Instances of illnesses, injuries and sometimes death among workers are likely when a workplace is unsafe due to employer negligence. The federal government has charged the U.S. Occupational Safety and Health Administration with the oversight of on-the-job safety.
Victims of job-related accidents are entitled to workers' compensation benefits. Proof of injury or illness related to a job determines whether benefits are approved or denied. Sometimes the connection between an injury or death and an employer's careless is easy to make.
OSHA recently cited a Wisconsin iron foundry for safety violations. Grede Wisconsin Subsidiaries LLC -- part of Grede Holdings LLC -- is one of more than 20 international facilities. The Berlin facility that was cited for more than $56,000 in penalties employs 3,000 workers.
Federal officials were at Grede to see if the company had improved its safety standards following a spring 2010 inspection. The iron foundry was determined to be in violation of nine safety rules, including two repeat violations the company apparently had not corrected since the previous OSHA inspection.
The employer still had grinders without safety guards and electrical boxes without protective covers. OSHA defines a repeat violation as any safety problems that reoccur within five years. The repeated safety mistake might be found at a business where the original inspection took place or might be discovered at another facility owned by the same company.
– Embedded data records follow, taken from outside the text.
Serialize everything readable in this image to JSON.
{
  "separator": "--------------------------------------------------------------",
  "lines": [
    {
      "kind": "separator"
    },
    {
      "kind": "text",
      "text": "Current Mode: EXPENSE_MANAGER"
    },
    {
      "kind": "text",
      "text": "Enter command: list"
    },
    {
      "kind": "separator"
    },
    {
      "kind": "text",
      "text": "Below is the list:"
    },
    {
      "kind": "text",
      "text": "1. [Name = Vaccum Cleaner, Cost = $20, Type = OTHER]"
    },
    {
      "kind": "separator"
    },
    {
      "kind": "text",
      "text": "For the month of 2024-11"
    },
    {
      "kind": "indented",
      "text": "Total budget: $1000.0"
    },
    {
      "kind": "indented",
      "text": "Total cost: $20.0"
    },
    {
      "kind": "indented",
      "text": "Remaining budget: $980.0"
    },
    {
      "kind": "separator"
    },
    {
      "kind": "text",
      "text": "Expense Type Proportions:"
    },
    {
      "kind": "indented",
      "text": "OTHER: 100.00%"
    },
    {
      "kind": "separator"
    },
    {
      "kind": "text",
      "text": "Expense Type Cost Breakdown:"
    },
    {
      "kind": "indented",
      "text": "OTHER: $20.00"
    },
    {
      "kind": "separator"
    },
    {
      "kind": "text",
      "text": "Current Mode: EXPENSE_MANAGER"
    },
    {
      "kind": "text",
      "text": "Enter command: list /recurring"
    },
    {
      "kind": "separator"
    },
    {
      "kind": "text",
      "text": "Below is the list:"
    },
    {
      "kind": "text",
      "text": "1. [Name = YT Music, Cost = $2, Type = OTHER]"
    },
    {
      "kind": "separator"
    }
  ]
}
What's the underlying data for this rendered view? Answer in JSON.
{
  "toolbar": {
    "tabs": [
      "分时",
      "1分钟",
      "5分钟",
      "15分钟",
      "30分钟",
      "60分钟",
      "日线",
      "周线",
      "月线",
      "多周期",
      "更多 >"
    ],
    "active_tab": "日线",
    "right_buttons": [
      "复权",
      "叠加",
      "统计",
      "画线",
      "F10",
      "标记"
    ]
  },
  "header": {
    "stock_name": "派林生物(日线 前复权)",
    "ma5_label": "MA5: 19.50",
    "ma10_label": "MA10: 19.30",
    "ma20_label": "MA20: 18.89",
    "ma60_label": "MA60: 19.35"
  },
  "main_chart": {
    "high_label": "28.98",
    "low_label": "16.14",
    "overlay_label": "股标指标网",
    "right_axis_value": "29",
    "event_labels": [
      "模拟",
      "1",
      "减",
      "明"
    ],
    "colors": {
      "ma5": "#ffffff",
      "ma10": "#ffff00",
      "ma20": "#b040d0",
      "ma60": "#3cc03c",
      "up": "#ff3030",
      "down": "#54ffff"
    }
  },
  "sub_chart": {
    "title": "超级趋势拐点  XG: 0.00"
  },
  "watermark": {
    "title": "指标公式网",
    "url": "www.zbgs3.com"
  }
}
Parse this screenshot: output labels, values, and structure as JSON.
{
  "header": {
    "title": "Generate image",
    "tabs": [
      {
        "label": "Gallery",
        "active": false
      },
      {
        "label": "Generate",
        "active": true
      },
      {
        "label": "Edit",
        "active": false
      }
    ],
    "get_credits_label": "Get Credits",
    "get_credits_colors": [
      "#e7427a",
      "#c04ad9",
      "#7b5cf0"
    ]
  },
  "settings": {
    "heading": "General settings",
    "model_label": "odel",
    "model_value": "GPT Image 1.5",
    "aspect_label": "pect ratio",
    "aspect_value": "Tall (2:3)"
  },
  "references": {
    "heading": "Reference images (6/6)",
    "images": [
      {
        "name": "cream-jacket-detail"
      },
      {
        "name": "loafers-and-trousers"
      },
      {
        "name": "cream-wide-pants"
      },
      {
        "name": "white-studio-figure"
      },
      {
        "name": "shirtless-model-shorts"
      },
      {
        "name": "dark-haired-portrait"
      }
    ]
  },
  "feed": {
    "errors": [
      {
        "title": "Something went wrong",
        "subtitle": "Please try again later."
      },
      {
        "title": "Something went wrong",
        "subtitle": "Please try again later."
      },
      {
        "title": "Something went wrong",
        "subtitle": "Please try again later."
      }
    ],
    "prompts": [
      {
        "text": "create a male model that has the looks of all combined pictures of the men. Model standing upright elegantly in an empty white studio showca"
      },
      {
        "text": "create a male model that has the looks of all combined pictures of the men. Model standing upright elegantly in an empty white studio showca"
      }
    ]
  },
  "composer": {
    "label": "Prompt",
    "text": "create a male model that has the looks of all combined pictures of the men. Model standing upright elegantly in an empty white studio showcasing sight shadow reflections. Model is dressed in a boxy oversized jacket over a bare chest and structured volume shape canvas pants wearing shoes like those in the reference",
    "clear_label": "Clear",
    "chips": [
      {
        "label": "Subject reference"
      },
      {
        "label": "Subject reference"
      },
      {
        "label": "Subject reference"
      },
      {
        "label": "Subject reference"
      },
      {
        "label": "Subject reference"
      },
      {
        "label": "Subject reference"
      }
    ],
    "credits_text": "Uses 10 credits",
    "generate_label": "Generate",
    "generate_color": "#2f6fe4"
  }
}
The remaining safety violations at Grede were described by federal inspectors as serious. Inspectors found improper machine guards, a crane that was unsafe to operate and unsecured platforms where workers easily could fall.
Serious safety offenses are cited when a work environment is so unsafe that employee injuries and death are highly probable. The foundry was faulted for electrical violations, including operation of equipment near puddles of water.
Companies that fail to meet safety standards endanger employees, but workplace injuries are not exclusive to negligent companies. An attorney who specializes in workers' compensation can interpret the laws that affect a benefits claim.